Öykünün içinde yer yer yazarın yanlılığı göze çarpıyor.

""
birbirinin neredeyse aynı belgeleri her seferinde farklı bir konuyla karşılaşmışlar gibi

Yukarıdaki düşünce Bay Morono'ya ait olamaz gibi geliyor.

""
Yaydığı kötü koku yüzünden de uzak duruyor olabilirlerdi.

Üsteki cümle de yazarın tahmini gibi duruyor. "e-bilmek" ifadesinden kaynaklanıyor belki. Bir de içeridekiler de uygulama gereği paltolu (hem Bay Morono'nun olduğu yerde paltosuz durmak ne mümkün(!)), doğal olarak onlar da terli muhtemelen. Bu yüzden kahramanın kokusunun onlar için ayırt edici olduğunu sanmıyorum.

Okumak gerçekten keyifliydi, elinize sağlık..

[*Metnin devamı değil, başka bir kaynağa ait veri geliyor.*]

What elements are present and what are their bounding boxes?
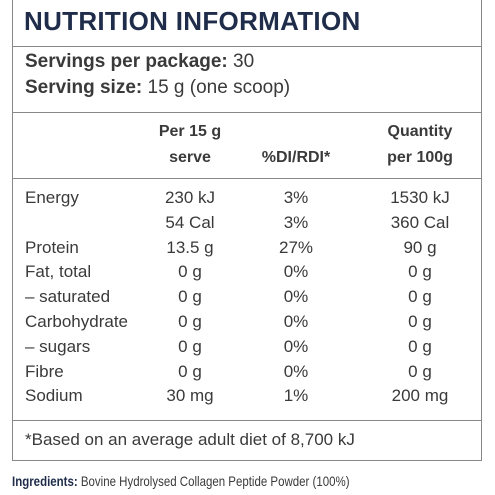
title: NUTRITION INFORMATION — [24, 6, 361, 36]
column-header: %DI/RDI* — [261, 149, 331, 166]
cell-value: 0 g — [408, 336, 432, 356]
column-header: per 100g — [387, 149, 453, 166]
row-label: Sodium — [25, 386, 83, 406]
row-label: Carbohydrate — [25, 312, 129, 331]
cell-value: 360 Cal — [390, 212, 450, 232]
cell-value: 0 g — [408, 361, 432, 381]
ingredients: Ingredients: Bovine Hydrolysed Collagen … — [12, 473, 350, 489]
cell-value: 0 g — [178, 312, 202, 331]
cell-value: 1530 kJ — [390, 188, 450, 207]
cell-value: 0 g — [178, 262, 202, 282]
ingredients-text: Bovine Hydrolysed Collagen Peptide Powde… — [80, 473, 350, 489]
column-header: Quantity — [387, 123, 453, 140]
cell-value: 0 g — [408, 262, 432, 282]
divider — [12, 112, 482, 113]
label-box — [12, 0, 482, 461]
cell-value: 0% — [283, 312, 309, 331]
row-label: – saturated — [25, 287, 111, 307]
cell-value: 0% — [283, 361, 309, 381]
cell-value: 230 kJ — [164, 188, 216, 207]
cell-value: 90 g — [403, 237, 437, 257]
serving-size-value: 15 g (one scoop) — [147, 77, 291, 98]
cell-value: 30 mg — [166, 386, 214, 406]
cell-value: 0 g — [408, 312, 432, 331]
cell-value: 0 g — [408, 287, 432, 307]
cell-value: 200 mg — [391, 386, 449, 406]
cell-value: 0% — [283, 336, 309, 356]
ingredients-label: Ingredients: — [12, 473, 78, 489]
column-header: serve — [169, 149, 211, 166]
divider — [12, 46, 482, 47]
cell-value: 0% — [283, 287, 309, 307]
serving-size-line: Serving size: 15 g (one scoop) — [25, 77, 290, 99]
row-label: Fibre — [25, 361, 64, 381]
footnote: *Based on an average adult diet of 8,700… — [25, 430, 355, 449]
cell-value: 27% — [278, 237, 314, 257]
row-label: Protein — [25, 237, 79, 257]
row-label: Energy — [25, 188, 79, 207]
divider — [12, 420, 482, 421]
cell-value: 3% — [283, 212, 309, 232]
servings-line: Servings per package: 30 — [25, 51, 254, 73]
servings-value: 30 — [233, 51, 255, 72]
cell-value: 0 g — [178, 361, 202, 381]
servings-label: Servings per package: — [25, 51, 228, 72]
divider — [12, 178, 482, 179]
serving-size-label: Serving size: — [25, 77, 143, 98]
cell-value: 0 g — [178, 336, 202, 356]
cell-value: 3% — [283, 188, 309, 207]
cell-value: 54 Cal — [165, 212, 215, 232]
row-label: Fat, total — [25, 262, 92, 282]
cell-value: 13.5 g — [166, 237, 214, 257]
row-label: – sugars — [25, 336, 91, 356]
cell-value: 0 g — [178, 287, 202, 307]
cell-value: 0% — [283, 262, 309, 282]
column-header: Per 15 g — [158, 123, 222, 140]
cell-value: 1% — [283, 386, 309, 406]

Başka öykülerinizi de okumak dileğiyle..


Re: Bay Morono

Elinize sağlık. Öykü kendisini kolayca okutuyor. Az kelimeyle atmosferi hissettirmek konusunda da çok başarılı olduğunu düşünüyorum. Bilimkurgu (ya da distopya) yazmak epeyi zor. En usta yazarlar bile bugünü geleceğe yansıtarak olmayacak hatalar yapıyorlar (Tahsin Yücel'in Gökdelen'inin başarısız distopyanın parlak bir örneği olduğunu düşünüyorum). Bay Morono bu açıdan da dikkate değer bir performans sergiliyor. Öykünün zamanı hakkında çeşitli ipuçları olsa da (Kafka ve Orwell'den söz edildiğine göre öykü herhalde 20. yüzyılın ilk yarısından sonraki bir zamanda geçiyor olmalı, eksik belgelerin telefonla haber verildiğine bakılırsa fazla uzak bir gelecekte de olamayacağını düşündüm), öyküyü en çok zorlayacak bu konuda yazar ketum kalmayı tercih etmiş. Olmadık hatalara düşmekten sakınmanın güvenilir yollarından biri.

Öyküde yerine oturmayan tek şey emlak müdürlüğünden gelen teledon oldu benim gözümde. Burada yazar da açıklama yapmak zorunda hissetmiş sanki kendini. Öykünün genelinde özenle sakınılan bu açıklama yapma zorunluluğunu bu bölümden de ayıklamanın bir yolu bulunabilir mi acaba? Belki bir üst bürodan insanlar üzerinde yapılacak belirli bir deney için çağrılmış olsa. Ya da iş dolayısıyla o günün ikinci yarısında başka bir yere gitmesi gerekse?

""
Emlak ve Yerleştirme Müdürlüğünden arıyorlardı. Yeni konut talebinde bazı belgeler eksikmiş, gidip hangileri olduğunu öğrenmesi gerekiyormuş. Paltosunu tekrar giyip sızlayan ayaklarıyla oraya kadar yürümek ne kadar güç gelse de, bu tür bilgilerin telefonla verilmesi standartlara uygun olmadığından, kalkıp bizzat gitmek zorunda kaldı.

Bunların dışında öykünün sonunda hayvanlara -doğaya- yapılan atıf da kayda değer. Mevsimleri kanunlara uydurmaya çalışan modern insanın doğayla giriştiği canhıraş mücadele...


Re: Bay Morono

Ellerinize sağlık, akıcı bir öykü Bay Morono. Takıntıları da epey ilginç. Takıntılarının gittikçe büyümesi, hatta çevredekilerin müdahalesine gerek duyulacak kadar büyümesi başarıyla anlatılmış. "Beyaz Mantolu Adam" geldi. Sanırım diğer okuyanlar da bu benzetmeyi yapacaklardır.


Re: Bay Morono

Teşvik edici yorumlarınız ve yerinde uyarılarınız için teşekkür ederim. Gözümden kaçan aksaklıkları görmeme ve düzeltmeme yardımcı oldunuz.


Re: Bay Morono

Bay Morono'yu inanılmaz bir keyifle okudum. Bu türe hayranlığımdan mı, yoksa doğru düzgün kurulmuş bir atmosferin içinde gezinmenin rahatlığından mı çok emin olamadım. Sonuçta Morono'nun beni içine çekiveren dünyasında ıslık çala çala dolandım. Hem de paltosuz.